Saturday, November 07, 2009

Abortion Restriction Amendment Wins Passage in the U.S. House


By Nicole Gaouette and James Rowley

Nov. 7 (Bloomberg) -- The House voted to restrict the use of federal funds for abortion, limiting access to the procedure for people who use an insurance-purchasing exchange that would be created in pending U.S. health-care legislation.

The 240-194 vote for the amendment included the support of 64 Democrats in addition to Republicans. It came as lawmakers considered a larger bill designed to cover 36 million uninsured Americans and curb rising medical costs.

“I am not writing a new federal abortion policy,” Michigan Representative Bart Stupak, who sponsored the amendment, said in floor debate tonight. The amendment will preserve the “principle of no public funding of abortion and no public funding of insurance policies that pay for abortion.”

Stupak had threatened to join with fellow Democrats to block consideration of his party’s health bill over the issue.

That prompted House Speaker Nancy Pelosi to agree to allow the vote to clear the way for debate on the legislation.

Earlier today, Pelosi predicted her chamber would pass the most sweeping U.S. health-care changes in four decades as President Barack Obama urged Congress to “rise to this moment.”

“We will be making history with our vote,” Pelosi told reporters after she and fellow Democrats met with Obama on Capitol Hill. “We will pass health-care reform.”

Another Battle Looms

Still, a later fight over abortion looms as supporters of abortion rights vowed to oppose any final measure that included the restriction.

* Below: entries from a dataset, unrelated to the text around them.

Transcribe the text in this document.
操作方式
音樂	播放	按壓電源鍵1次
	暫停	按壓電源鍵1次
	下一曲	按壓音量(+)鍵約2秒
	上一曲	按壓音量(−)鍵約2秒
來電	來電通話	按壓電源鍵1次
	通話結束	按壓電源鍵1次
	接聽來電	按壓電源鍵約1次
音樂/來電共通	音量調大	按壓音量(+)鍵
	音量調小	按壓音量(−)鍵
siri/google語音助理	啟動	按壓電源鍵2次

The Senate is struggling to find consensus on its own plan and later would work with the House on a compromise, if both chambers pass their versions.

The 10-year health-care plan’s $1 trillion price tag and its creation of a government-run program to compete with private health insurers represents the biggest changes to health care since the 1965 creation of the Medicare program for the elderly. It would require Americans to get insurance, set up insurance- purchasing exchanges for people who don’t have employer-provided benefits, and provide subsidies to help people obtain coverage.

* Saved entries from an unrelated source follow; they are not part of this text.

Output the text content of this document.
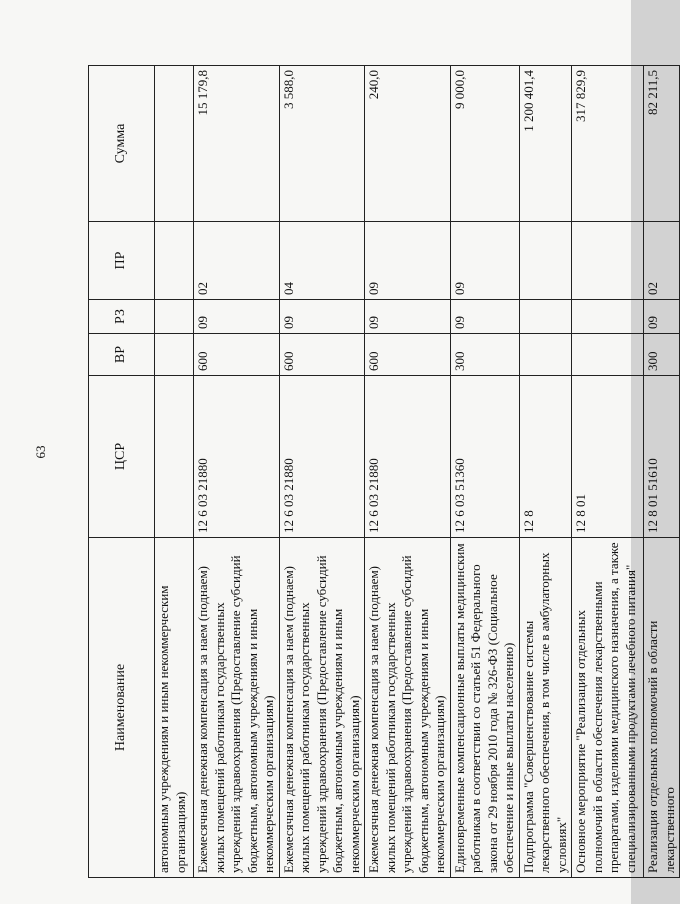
63
Наименование	ЦСР	ВР	РЗ	ПР	Сумма
автономным учреждениям и иным некоммерческим организациям)					
Ежемесячная денежная компенсация за наем (поднаем) жилых помещений работникам государственных учреждений здравоохранения (Предоставление субсидий бюджетным, автономным учреждениям и иным некоммерческим организациям)	12 6 03 21880	600	09	02	15 179,8
Ежемесячная денежная компенсация за наем (поднаем) жилых помещений работникам государственных учреждений здравоохранения (Предоставление субсидий бюджетным, автономным учреждениям и иным некоммерческим организациям)	12 6 03 21880	600	09	04	3 588,0
Ежемесячная денежная компенсация за наем (поднаем) жилых помещений работникам государственных учреждений здравоохранения (Предоставление субсидий бюджетным, автономным учреждениям и иным некоммерческим организациям)	12 6 03 21880	600	09	09	240,0
Единовременные компенсационные выплаты медицинским работникам в соответствии со статьей 51 Федерального закона от 29 ноября 2010 года № 326-ФЗ (Социальное обеспечение и иные выплаты населению)	12 6 03 51360	300	09	09	9 000,0
Подпрограмма "Совершенствование системы лекарственного обеспечения, в том числе в амбулаторных условиях"	12 8				1 200 401,4
Основное мероприятие "Реализация отдельных полномочий в области обеспечения лекарственными препаратами, изделиями медицинского назначения, а также специализированными продуктами лечебного питания"	12 8 01				317 829,9
Реализация отдельных полномочий в области лекарственного	12 8 01 51610	300	09	02	82 211,5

Stupak and other anti-abortion Democrats voiced concern that lower-income Americans in the proposed health-insurance exchanges could use federal subsidies to pay for abortions.

On the other side, a coalition of 190 lawmakers who favor access to legal abortion say they would oppose any final measure that makes it harder for women to gain access to the procedure.

Threat to Bill

“This is an issue that emerged, with the potential of bringing down the bill,” said Representative Janice Schakowsky, an Illinois Democrat, in an interview. If the additional restrictions make it into the final version of the bill, “many of us couldn’t support it at the end of the day,” she said.

“To say that this amendment is a wolf in sheep’s clothing would be an understatement of a lifetime,” said Colorado Representative Diana DeGette during floor debate. It “will be the greatest restriction of a women’s right to choose” passed by Congress “in our career.”

One Democrat who favors abortion rights, however, Virginia Representative Gerald Connolly, said the Stupak amendment is “not adding new restrictions” and is only “extending existing provisions” to a new government-subsidized program.

“I don’t believe that is an unfair ask for the Pro-Life Caucus,” Connolly told reporters.

The provision -- which would force women who purchase health insurance with a government subsidy to buy a special rider for abortion coverage with their own money -- is no different than the longtime rules for federal government workers, said Connolly, who represents the Virginia suburbs of Washington.

Bigger Picture

The amendment won’t threaten the vote on the overall health-care measure because many Democrats who favor abortion rights will look at the bigger picture, said California Representative Mike Thompson.

“We all recognize it’s one step closer to providing quality, affordable health care” and “we will move on to the next step,” Thompson said.